Author: Will H. Blackwell, Jr.

Three PM: As per daily routine, a 15-lb. allotment of raw horse-meat is cast, piecemeal, into the uncertain hollows of this Ohio cage.

The insouciance of the Lioness—born years ago in such captivity—is palpable. As the small zoo’s main attraction, she exercises her well-practiced disdain for all who might perchance engage her royal gaze.

She paces, first without seeming direction, finally sauntering forward. Her earthy coat brightens as a bronzing September-field when she emerges from the camouflage of the cage’s backdrop of uneven shade.

A sniff, a low snarl, and her curved canines—like ominously tapering, assuredly lethal, calipers—quickly take the measure of this, perhaps too-easily-procured, domestic meat.

And so, it seems simply done—this ‘feeding-time of beasts.’

All is controlled, almost tame.

The demeanor of the crowd, in front of the cage, appears essentially as nonchalant as does the lion’s—an ostensible disinterest growing on both ‘sides.’

Yet, in an instant—no more than the time-space of one of her roughly drawn breaths—all things change.

The Lioness unpredictably turns toward the crowd and roars her inborn, now unexpectedly surfacing, warning—to all who might defy her—to all who might dare interfere with her blood-moist, if previously slain, meal.

Though there is no danger, the crowd steps back, a gasp here and there—one among them heard to say, “I’m really glad all those bars are there!”

The eyes of the Lioness, now becoming incandescent, sear a surreal yet, one could swear, tangible path through her surroundings—as once, surely, did a young sun burning across the virtually unbounded plains of prehistoric savanna.

In this moment, she is among the glorious, ancestral predators of the Great Serengeti—now again, proud huntress—seductive mistress—of a primal Pride, roaming widely, without artificial restriction.

The depths of her oval irises, softening slightly, begin to glow with the flora of an ancient landscape, with antic animal-ghosts, and ways of being instinctively recalled. This was a fierce life—of stealth, and cunning—of necessary, but violent kills; yet, a life also of companionship, even love—of liberty, and ranging play—of, patiently, watching life-giving rains on the distant hills adjoining outer reaches of the vast expanse of plains.

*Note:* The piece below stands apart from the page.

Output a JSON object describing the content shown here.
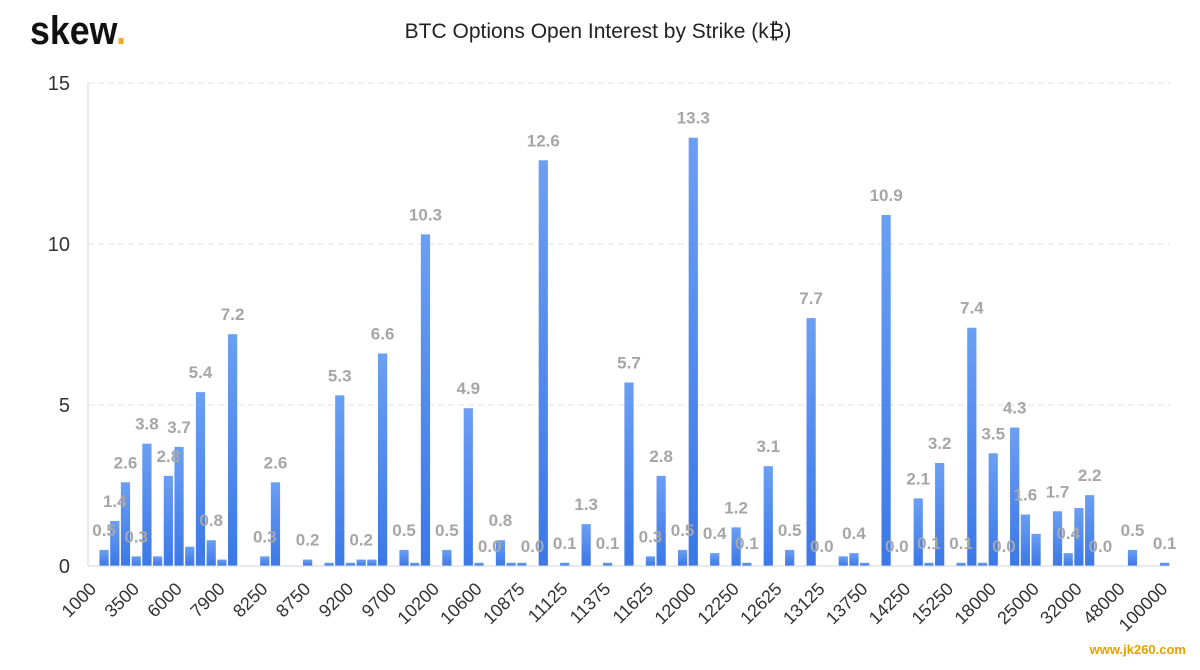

This is a life remembered, as a species—a life, now, merely hereditarily inspired.

The fleet zebra she envisions—freshly, fairly, caught upon the high grasslands—has just been exenterated by her swiftly unsheathed claws, the flesh to be consigned between her cubs, and kind.

Execution complete, she turns, victorious once more, and strides easily—her gait deliberately unhurried—back to her legally sufficient cell, unchallenged by any creature, man or beast—nobility, ever, entirely, intact.

Silhouettes of bars—bars that only seem to bend in the, now, noticeably declining sun—guide her to the small but essential privacy of a recessed, obligatorily provided ‘den’—presently her only home—but, home nonetheless!—where waits her just-waking, most-recently-arranged, bush-maned mate.

Daunting, but phyletically obedient, she enters his chambered refuge—a bulky offering of tendinous meat, savagely fanged but tenderly borne, dutifully set before him.

This red-muscle dowry—provided by her majestic, if now mostly submissive, mouth—is their permanent carnal-bond—a renewed blood-symbol of the perpetuation of this regal line of lions, through extended time—regardless of transient limitations of daily circumstance, and temporary structures outlining degrees of freedom.

Her cryptic, indwelling animus-strategy continues to follow an impossibly long, still-thinning, projected-thread of DNA that, just somehow, might finally outlast all human attention.